In the fourteenth century William of Occam stated ``plurality should not be assumed without necessity''. This principle has since become known as Occam's razor. Occam's razor was originally intended as a basis for determining one's ontology. However, in modern times it has been widely reinterpreted and adopted as an epistemological principle--a means of selecting between alternative theories as well as ontologies. Modern reinterpretations of Occam's razor are widely employed in classification learning. However, the utility of this principle has been subject to widespread theoretical and experimental attack. This paper adds to this debate by providing further experimental evidence against the utility of the modern interpretation of Occam's razor. This evidence takes the form of a systematic procedure for adding non-redundant complexity to classifiers in a manner that is demonstrated to frequently improve predictive accuracy.
The modern interpretation of Occam's razor has been characterized as ``of two hypotheses H and H, both of which explain E, the simpler is to be preferred'' [Good, 1977]. However, this does not specify what aspect of a theory should be measured for simplicity. Syntactic, semantic, epistemological and pragmatic simplicity are all alternative criteria that can and have been employed Bunge . In practice, the common use of Occam's razor in machine learning seeks to minimize surface syntactic complexity. It is this interpretation that this paper addresses.
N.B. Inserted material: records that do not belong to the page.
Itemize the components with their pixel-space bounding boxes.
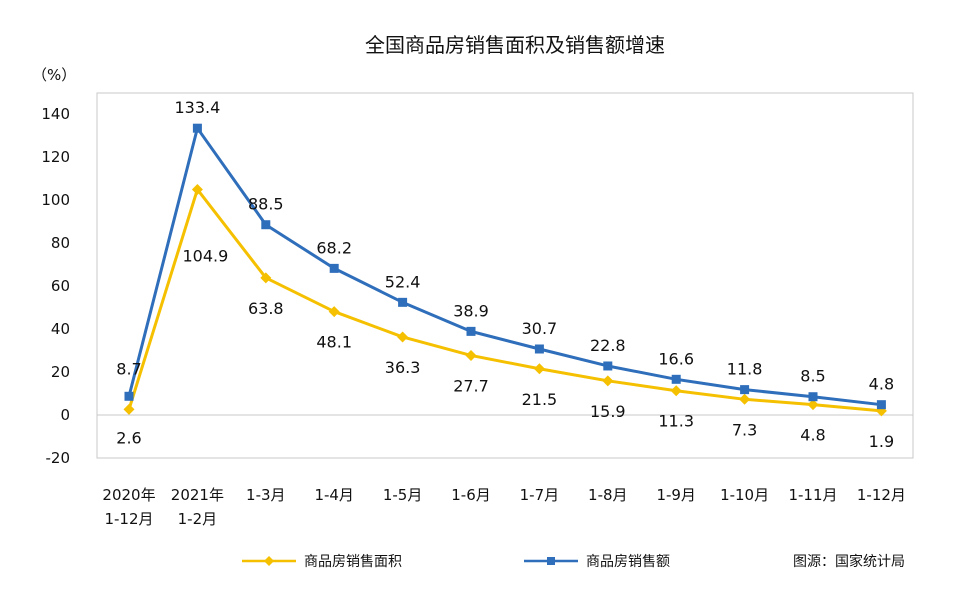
data-label: 63.8 [248, 299, 284, 318]
legend-marker [264, 556, 274, 566]
x-tick-label: 1-7月 [520, 486, 560, 504]
data-label: 27.7 [453, 376, 489, 395]
y-tick-label: 100 [41, 191, 70, 209]
data-point [328, 306, 340, 318]
data-point [192, 123, 202, 133]
x-axis-tick-labels: 2020年 1-12月 2021年 1-2月 1-3月 1-4月 1-5月 1-6月 1-7月 1… [102, 486, 906, 528]
data-point [739, 393, 751, 405]
data-point [603, 361, 613, 371]
data-point [397, 331, 409, 343]
data-point [533, 363, 545, 375]
series-line-0 [127, 187, 882, 413]
data-label: 15.9 [590, 402, 626, 421]
data-point [191, 183, 203, 195]
data-label: 30.7 [522, 319, 558, 338]
legend-marker [547, 557, 555, 565]
data-point [534, 344, 544, 354]
x-tick-label: 1-6月 [451, 486, 491, 504]
data-label: 8.5 [800, 367, 825, 386]
y-axis: -20 0 20 40 60 80 100 120 140 [41, 105, 70, 467]
y-tick-label: 80 [51, 234, 70, 252]
x-tick-label: 1-9月 [656, 486, 696, 504]
data-point [261, 220, 271, 230]
series-lines [127, 126, 882, 413]
data-label: 1.9 [869, 432, 894, 451]
data-label: 48.1 [316, 333, 352, 352]
plot-area-frame [96, 92, 914, 459]
data-label: 52.4 [385, 272, 421, 291]
series-line-1 [127, 126, 882, 407]
data-labels: 2.6 104.9 63.8 48.1 36.3 27.7 21.5 15.9 11.3 7.3 4… [116, 98, 894, 451]
x-tick-label: 1-10月 [720, 486, 769, 504]
data-label: 104.9 [182, 246, 228, 265]
x-tick-label: 1-12月 [857, 486, 906, 504]
x-tick-label: 1-4月 [314, 486, 354, 504]
x-tick-label: 2021年 1-2月 [171, 486, 224, 528]
data-point [807, 399, 819, 411]
data-label: 4.8 [800, 426, 825, 445]
x-tick-label: 1-11月 [788, 486, 837, 504]
data-point [123, 403, 135, 415]
y-tick-label: 120 [41, 148, 70, 166]
legend: 商品房销售面积 商品房销售额 [242, 554, 670, 570]
data-point [671, 374, 681, 384]
data-label: 68.2 [316, 238, 352, 257]
data-label: 36.3 [385, 358, 421, 377]
data-label: 38.9 [453, 301, 489, 320]
series-markers [123, 123, 887, 417]
y-tick-label: -20 [46, 449, 71, 467]
data-point [466, 326, 476, 336]
y-axis-unit-label: （%） [32, 66, 76, 84]
data-label: 21.5 [522, 390, 558, 409]
data-point [329, 263, 339, 273]
data-point [740, 385, 750, 395]
chart-title: 全国商品房销售面积及销售额增速 [365, 33, 665, 57]
data-label: 2.6 [116, 428, 141, 447]
y-tick-label: 140 [41, 105, 70, 123]
data-point [808, 392, 818, 402]
y-tick-label: 20 [51, 363, 70, 381]
source-note: 图源：国家统计局 [793, 553, 905, 570]
data-point [398, 297, 408, 307]
data-label: 11.3 [658, 412, 694, 431]
x-tick-label: 1-3月 [246, 486, 286, 504]
data-point [124, 391, 134, 401]
data-label: 11.8 [727, 360, 763, 379]
y-tick-label: 40 [51, 320, 70, 338]
data-point [602, 375, 614, 387]
data-label: 22.8 [590, 336, 626, 355]
x-tick-label: 1-5月 [383, 486, 423, 504]
y-tick-label: 60 [51, 277, 70, 295]
x-tick-label: 1-8月 [588, 486, 628, 504]
legend-label: 商品房销售额 [586, 554, 670, 570]
data-label: 8.7 [116, 359, 141, 378]
legend-label: 商品房销售面积 [304, 554, 402, 570]
data-label: 133.4 [174, 98, 220, 117]
data-point [465, 349, 477, 361]
data-point [670, 385, 682, 397]
y-tick-label: 0 [60, 406, 70, 424]
data-point [260, 272, 272, 284]
data-label: 16.6 [658, 349, 694, 368]
x-tick-label: 2020年 1-12月 [102, 486, 155, 528]
data-label: 4.8 [869, 375, 894, 394]
data-label: 88.5 [248, 195, 284, 214]
data-point [876, 400, 886, 410]
data-label: 7.3 [732, 420, 757, 439]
It is to be assumed that Occam's razor is usually applied in the expectation that its application will, in general, lead to some particular form of advantage. There is no widely accepted articulation of precisely how Occam's razor should be applied or what advantages are to be expected from its application in classification learning. However, the literature does contain two statements that seem to capture at least one widely adopted approach to the principle. Blumer, Ehrenfeucht, Haussler, and Warmuth  suggest that to wield Occam's razor is to adopt the goal of discovering ``the simplest hypothesis that is consistent with the sample data'' with the expectation that the simplest hypothesis will ``perform well on further observations taken from the same source''. Quinlan  states
``Given a choice between two decision trees, each of which is correct over the training set, it seems sensible to prefer the simpler one on the grounds that it is more likely to capture structure inherent in the problem. The simpler tree would therefore be expected to classify correctly more objects outside the training set.''While these statements would not necessarily be accepted by all proponents of Occam's razor, they capture the form of Occam's razor that this paper seeks to address--a learning bias toward classifiers that minimize surface syntactic complexity in the expectation of maximizing predictive accuracy.
Both of the above statements of Occam's razor restrict themselves to classifiers that correctly classify all objects in a training set. Many modern machine learning systems incorporate learning biases that tolerate small levels of misclassification of the training data [Clark and Niblett, 1989, Michalski, 1984, Quinlan, 1986, Quinlan, 1990, for example,]. In this context, and extending the scope of the definition beyond decision trees to classifiers in general, it seems reasonable to modify Quinlan's  statement (above) to
Given a choice between two plausible classifiers that perform identically on the training set, the simpler classifier is expected to classify correctly more objects outside the training set.This will be referred to as the Occam thesis.
The concept of identical performance on a training set could be defined in many different ways. It might be tempting to opt for a definition that requires identical error rates when two classifiers are applied to the training set. A less strict interpretation might allow two classifiers to have differing error rates so long as the difference is within some statistical confidence limit. However, to maximize the applicability of its results, this paper will adopt a very strict interpretation of identical performance--that for every object o in the training set, both classifiers provide the same classification for o.
It should be noted that the Occam thesis is not claiming that for any two classifiers with equal empirical support the least complex will always have greater predictive accuracy on previously unseen objects. Rather, it is claiming that more frequently than not the less complex will have higher predictive accuracy.
This paper first examines some arguments for and against the Occam thesis. It then presents new empirical evidence against the thesis. This evidence was acquired by using a learning algorithm that post-processes decision trees learnt by C4.5. This post-processor was developed by rejecting the Occam thesis and instead attending to the assumption that similarity is predictive of class. The post-processor systematically adds complexity to decision trees without altering their performance on the training data. This is demonstrated to lead to an increase in predictive accuracy on previously unseen objects for a range of `real-world' learning tasks. This evidence is taken as incompatible with the Occam thesis.